What is peer to peer lending?
Peer to peer lending uses the internet to match someone with money (a lender) to someone who wants to borrow money (a borrower). The loans are made in a marketplace and the company that organises the loans is the matching agent. The matching agent charges fees for facilitating the loan.
If a borrower’s loan is approved, it will be listed in the marketplace with their credit rating, interest rate and term. Lenders can then see the loan on the company’s website and choose to fund it. After a loan is funded the borrower receives their money. The borrower must then make regular repayments of principal and interest to the lender via the matching agent.
- Lending is like a fixed-term investment. You deposit your money when you fund a loan and in exchange you receive repayments of principal and interest for the life of the loan.
- Borrowing is similar to using a bank except it is often faster and easier to get a loan. Borrowers can use P2P for personal loans, business loans and mortgages. NZs’ P2P companies let you borrow up to about $35,000 unsecured and up to $2,000,000 secured.
P2P can also be used to make currency transfers. Participants can agree to the exchange rate on offer or bid for a better rate. While banks usually charge fees and a large margin on top of the exchange rate, P2P currency transfers are made at the rate agreed by the two participants and have no bank margin loaded into the exchange rate, the marketplace will charge a fee for facilitating the transaction.
Example 1: Car Loan
Bob wants to borrow $5,000 to buy a new van for his plumbing business. He uses a P2P website to apply for a 3-year loan with interest of 13%. Sally has $5,000 to invest. She sees Bob’s loan in the P2P marketplace and decides to fund his loan. Bob gets his $5,000 then makes monthly payments of $168.47 to Sally over 3 years.
Example 2: Currency Transfer
Cleo wants to exchange New Zealand Dollars for £2,000 for her upcoming holiday. Rather than going to a bank, she uses a P2P currency website to make her transfer. Tony has £2,000 to sell for New Zealand Dollars. He sees Cleo’s listing in the marketplace and agrees to the exchange at a rate of 1 NZD = 0.516949 GBP. Cleo gets £2,000 and Tony receives $3,870.
Do we have peer to peer marketplaces in NZ?
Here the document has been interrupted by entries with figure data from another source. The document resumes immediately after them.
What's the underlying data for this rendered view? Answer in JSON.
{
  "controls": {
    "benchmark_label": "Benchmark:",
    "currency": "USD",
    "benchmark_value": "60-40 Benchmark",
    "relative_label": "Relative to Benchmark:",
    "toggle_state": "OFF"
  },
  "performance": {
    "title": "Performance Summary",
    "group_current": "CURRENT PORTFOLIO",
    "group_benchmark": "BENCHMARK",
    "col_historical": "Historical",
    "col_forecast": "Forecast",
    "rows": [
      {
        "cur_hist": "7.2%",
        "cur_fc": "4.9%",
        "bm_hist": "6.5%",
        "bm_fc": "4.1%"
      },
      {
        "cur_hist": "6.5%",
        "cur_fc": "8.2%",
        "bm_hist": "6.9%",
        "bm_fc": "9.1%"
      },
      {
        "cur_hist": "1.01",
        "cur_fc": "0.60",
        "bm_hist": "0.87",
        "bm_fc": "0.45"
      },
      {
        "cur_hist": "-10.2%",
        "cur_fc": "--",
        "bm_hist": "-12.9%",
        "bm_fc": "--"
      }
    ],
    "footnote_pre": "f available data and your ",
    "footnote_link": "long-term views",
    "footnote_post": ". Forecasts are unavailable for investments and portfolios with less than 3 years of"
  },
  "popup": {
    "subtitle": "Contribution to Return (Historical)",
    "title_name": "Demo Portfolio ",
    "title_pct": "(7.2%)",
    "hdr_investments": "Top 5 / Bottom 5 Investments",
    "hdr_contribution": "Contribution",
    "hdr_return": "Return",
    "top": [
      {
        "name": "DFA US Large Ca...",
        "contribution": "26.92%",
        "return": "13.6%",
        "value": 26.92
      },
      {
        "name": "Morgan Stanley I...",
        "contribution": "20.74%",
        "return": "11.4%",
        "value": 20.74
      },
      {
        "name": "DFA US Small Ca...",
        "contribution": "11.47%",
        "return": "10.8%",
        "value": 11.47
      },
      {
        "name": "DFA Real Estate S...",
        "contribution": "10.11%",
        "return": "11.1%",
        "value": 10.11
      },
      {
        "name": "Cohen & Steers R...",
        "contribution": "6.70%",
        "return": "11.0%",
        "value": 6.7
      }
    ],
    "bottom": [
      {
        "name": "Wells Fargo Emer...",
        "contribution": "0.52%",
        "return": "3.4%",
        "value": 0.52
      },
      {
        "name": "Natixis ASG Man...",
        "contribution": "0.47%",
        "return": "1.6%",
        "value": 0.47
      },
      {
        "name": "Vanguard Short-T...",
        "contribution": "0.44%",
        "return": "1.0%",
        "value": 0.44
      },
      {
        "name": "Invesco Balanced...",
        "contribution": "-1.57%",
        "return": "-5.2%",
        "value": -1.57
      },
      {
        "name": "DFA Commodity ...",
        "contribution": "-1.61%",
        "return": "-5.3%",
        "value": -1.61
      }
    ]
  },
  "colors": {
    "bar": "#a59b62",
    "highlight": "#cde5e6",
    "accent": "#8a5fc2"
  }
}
Yes, New Zealand currently has registered P2P lending companies but no P2P currency transfer agents. Examples or peer to peer lenders are Harmoney, Lending Crowd, Squirrel Money and Zagga. The first to launch was Harmoney in September 2014, closely followed by the other three in 2015. These companies are regulated by the Financial Market Conduct Act 2013.
Although there is no New Zealand based P2P currency transfer service, Kiwis can still use international services such as Currency Fair.
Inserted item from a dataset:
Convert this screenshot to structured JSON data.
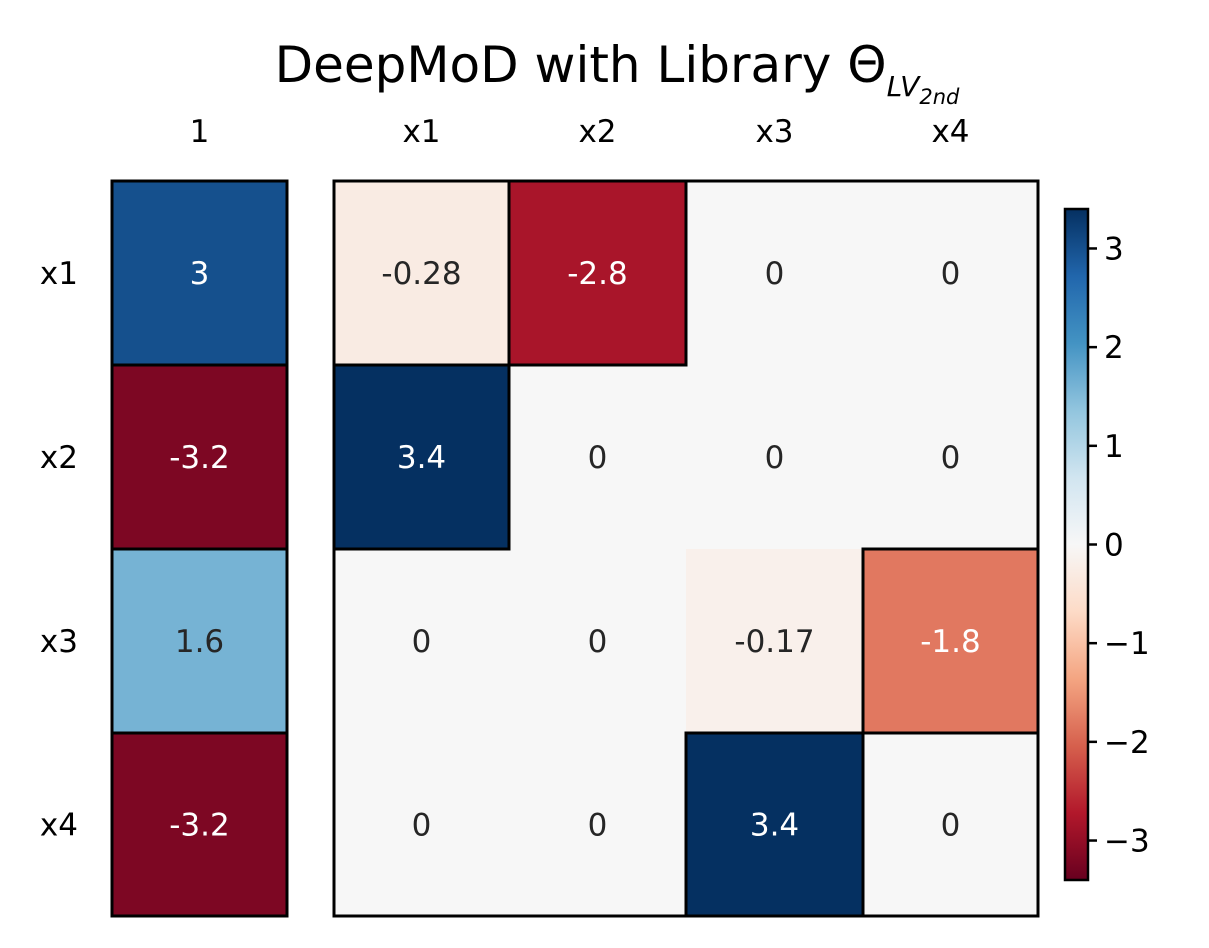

Is it safe to be a lender?
P2P investing (lending) carries risk like any other investment. However a P2P investment is fundamentally different than putting money into investment products in a bank or finance company. The process by which P2P providers facilitate a loan is as follows:
- The credit worthiness of each borrower is assessed upon application, if appropriate they are given a credit rating and can list their loan.
- Investors can assess the loan details, what the loan is going to be used for and the credit rating.
- If an Investor decides to proceed they can split their investment by means of a technique called fractionalisation. Instead of investing the whole amount into one loan they have the ability to break down their investment into small chunks i.e. in Harmoneys’ case $25 chunks called ‘notes’. Investors can partially fund many different loans hence spreading their risk.
The key point here is that the investor is not lending to a bank or institution for a return, they are lending to person who submitted the loan request i.e. they are being matched. However, in the case of a default in payment it will be the platform provider who chases the borrower to ensure they get on track with making their interest payments (not you the lender!).
Is peer to peer cheaper
Yes it can be, for the following reason:
Doing a straight comparison of loan establishment charges P2P marketplaces are similar to other loan providers in the market. What makes P2P borrowing cheaper is the process of matching an investor to a borrower without the costs of a middleman. In theory, you borrow at a cheaper rate than you can get elsewhere and they invest at a better return than they can achieve elsewhere.
How do they do this?
They provide a marketplace (website) to manage all of the borrowing and investing activity over the internet, then make money via the volume of people using the site. Compare this to a bank which has to maintain an office and branch network and has significantly higher costs to run.
Remember P2P providers are not lending you the money, they are providing a place for the transaction to take place and they take a fee for providing the platform.